Homens idosos que dormem mais de nove horas por dia têm maior risco de perder mobilidade, aponta novo estudo; entenda

23 de junho, 2026 | Por: Agência O Globo

Pesquisa, realizada com o apoio da FAPESP, acompanhou cerca de 3 mil pessoas por oito anos

Idosos dormindo – Foto: Magnific

Perguntar a homens idosos quantas horas eles dormem por noite pode ser uma estratégia simples, barata e eficaz para prever e prevenir a perda de mobilidade. Um estudo realizado por pesquisadores da Universidade Federal de São Carlos (UFSCar) e da University College London (Reino Unido), com o apoio da FAPESP, mostrou que pessoas acima de 60 anos que dormiam um sono prolongado, ou seja, acima de nove horas por noite, tinham chances maiores de perder a mobilidade no decorrer dos anos.

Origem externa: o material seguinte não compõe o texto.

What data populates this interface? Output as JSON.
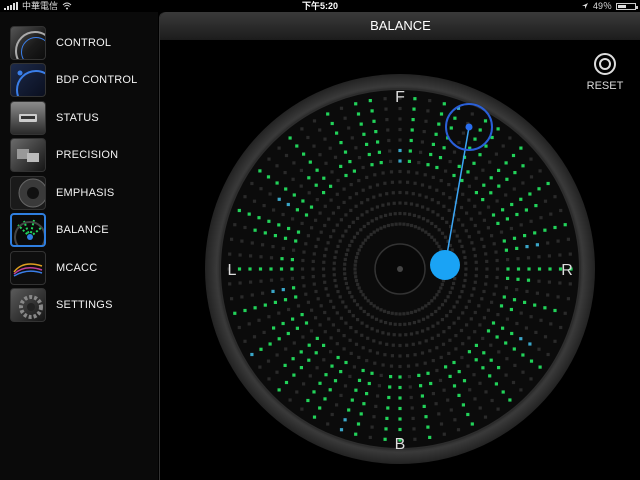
{
  "status_bar": {
    "carrier": "中華電信",
    "time": "下午5:20",
    "battery": "49％",
    "battery_level": 0.49,
    "icons": [
      "signal-icon",
      "wifi-icon",
      "location-arrow-icon",
      "battery-icon"
    ]
  },
  "sidebar": {
    "items": [
      {
        "label": "CONTROL",
        "icon": "control-dial-icon",
        "active": false
      },
      {
        "label": "BDP CONTROL",
        "icon": "bdp-control-icon",
        "active": false
      },
      {
        "label": "STATUS",
        "icon": "status-icon",
        "active": false
      },
      {
        "label": "PRECISION",
        "icon": "precision-icon",
        "active": false
      },
      {
        "label": "EMPHASIS",
        "icon": "emphasis-speaker-icon",
        "active": false
      },
      {
        "label": "BALANCE",
        "icon": "balance-icon",
        "active": true
      },
      {
        "label": "MCACC",
        "icon": "mcacc-icon",
        "active": false
      },
      {
        "label": "SETTINGS",
        "icon": "settings-gear-icon",
        "active": false
      }
    ]
  },
  "main": {
    "title": "BALANCE",
    "reset_label": "RESET",
    "dial": {
      "front_label": "F",
      "back_label": "B",
      "left_label": "L",
      "right_label": "R"
    }
  },
  "colors": {
    "accent": "#2f7fe0",
    "dot_green": "#22d35a",
    "dot_cyan": "#3aa6c8",
    "dot_dim": "#2a2a2a",
    "knob": "#1aa3f5"
  }
}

A lentidão da marcha em pessoas idosas é um importante indicador de mobilidade e está associada à perda de independência e ao maior risco de quedas, hospitalização, institucionalização e morte.

A análise envolveu dados de 1.582 homens e 1.626 mulheres com 60 anos ou mais que integram o Estudo Longitudinal Inglês sobre Envelhecimento (ELSA, na sigla em inglês). Apenas indivíduos que não tinham nenhum problema preexistente relacionado à velocidade de marcha foram incluídos e acompanhados por oito anos.

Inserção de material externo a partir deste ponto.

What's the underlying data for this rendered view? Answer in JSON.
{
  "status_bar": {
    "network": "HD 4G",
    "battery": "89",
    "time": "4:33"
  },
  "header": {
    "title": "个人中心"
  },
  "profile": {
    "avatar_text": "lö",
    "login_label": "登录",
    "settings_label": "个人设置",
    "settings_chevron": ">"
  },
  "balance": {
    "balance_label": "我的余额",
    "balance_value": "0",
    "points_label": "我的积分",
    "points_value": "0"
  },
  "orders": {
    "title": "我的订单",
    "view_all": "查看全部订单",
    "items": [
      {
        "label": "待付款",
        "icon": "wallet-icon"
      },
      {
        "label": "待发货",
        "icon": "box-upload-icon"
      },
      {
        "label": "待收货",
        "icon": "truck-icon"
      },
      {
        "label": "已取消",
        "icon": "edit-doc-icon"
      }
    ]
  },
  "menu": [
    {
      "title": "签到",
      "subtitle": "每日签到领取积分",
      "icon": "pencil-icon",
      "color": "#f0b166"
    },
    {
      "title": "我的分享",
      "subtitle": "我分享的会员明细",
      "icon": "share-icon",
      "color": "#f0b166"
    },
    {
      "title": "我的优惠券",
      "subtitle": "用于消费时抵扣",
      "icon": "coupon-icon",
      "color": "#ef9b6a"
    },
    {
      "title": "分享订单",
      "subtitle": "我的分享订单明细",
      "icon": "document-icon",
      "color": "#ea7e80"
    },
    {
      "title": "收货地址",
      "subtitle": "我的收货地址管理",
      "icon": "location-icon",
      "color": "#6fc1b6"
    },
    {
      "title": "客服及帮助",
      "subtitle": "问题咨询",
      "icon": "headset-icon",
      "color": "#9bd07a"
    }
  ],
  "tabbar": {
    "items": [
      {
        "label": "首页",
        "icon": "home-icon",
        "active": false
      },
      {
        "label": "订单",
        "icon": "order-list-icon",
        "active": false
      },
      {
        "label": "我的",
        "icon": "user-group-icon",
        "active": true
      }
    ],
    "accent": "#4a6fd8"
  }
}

De acordo com os resultados publicados no Journal of the American Medical Directors Association, os homens acima de 60 anos que dormiam mais de nove horas por noite tiveram uma redução maior na velocidade de caminhada no período analisado — chegando a perder até um quarto da velocidade inicial.

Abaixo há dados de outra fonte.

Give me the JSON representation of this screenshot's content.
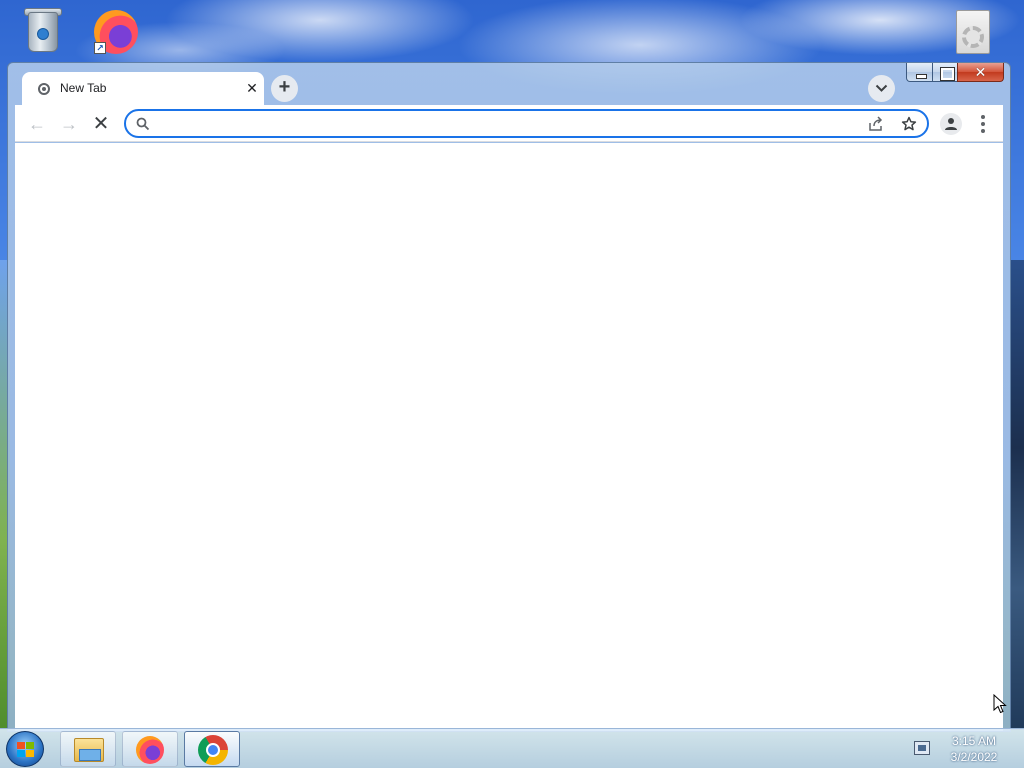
{
  "desktop": {
    "icons": [
      "recycle-bin-icon",
      "firefox-icon",
      "document-gear-icon"
    ]
  },
  "browser": {
    "tab": {
      "title": "New Tab",
      "close_glyph": "✕"
    },
    "new_tab_glyph": "+",
    "caption": {
      "close_glyph": "✕"
    },
    "toolbar": {
      "back_glyph": "←",
      "forward_glyph": "→",
      "stop_glyph": "✕",
      "omnibox_value": ""
    },
    "accent": "#1a73e8"
  },
  "taskbar": {
    "apps": [
      "explorer",
      "firefox",
      "chrome"
    ],
    "clock": {
      "time": "3:15 AM",
      "date": "3/2/2022"
    }
  }
}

Porém esses sintomas só foram constatados nos homens. Nenhuma associação entre padrão de sono e mobilidade foi observada entre as mulheres. Insônia e noites curtas de sono não tiveram impacto sobre a mobilidade masculina.

“Embora durmam mais horas, essas pessoas tendem a ter um sono mais fragmentado e com menos fases profundas. Esse tipo de sono de alta quantidade de horas, mas de baixa qualidade, com muitas interrupções, compromete a liberação de testosterona, um hormônio essencial para a manutenção da massa muscular, sobretudo em homens, acelerando assim a perda de velocidade da caminhada”, explica Tiago da Silva Alexandre, professor do Departamento de Gerontologia da UFSCar e autor do estudo.

Inflammaging

Além da questão hormonal, esse tipo de sono longo e interrompido está associado à intensificação de um processo de inflamação crônica e de baixo grau, característico da velhice e conhecido como inflammaging. Essa condição promove a degradação das células do tecido musculoesquelético, a inibição da síntese proteica e a redução da força e da massa muscular.

“Costuma-se dizer que ter músculo é ter saúde e, na velhice, isso não é diferente. Isso acontece porque o sistema imunológico e o sistema endócrino são mediados pelo sistema muscular”, explica Alexandre.

Segundo os autores, as mulheres não tiveram os mesmos resultados por conta do perfil hormonal delas.

“Nas mulheres, outros hormônios, como o IGF-1 e o GH, desempenham papel mais relevante no anabolismo muscular do que a testosterona. Por isso, o impacto não foi significativo”, afirma Patrícia Silva Tofani, professora da Universidade Federal de Sergipe (UFS) e coautora do artigo.

É esperado que o sono mude para os idosos. Para eles, o ideal é dormir entre seis e nove horas por noite, enquanto para adultos mais jovens a média recomendada fica entre sete e oito horas.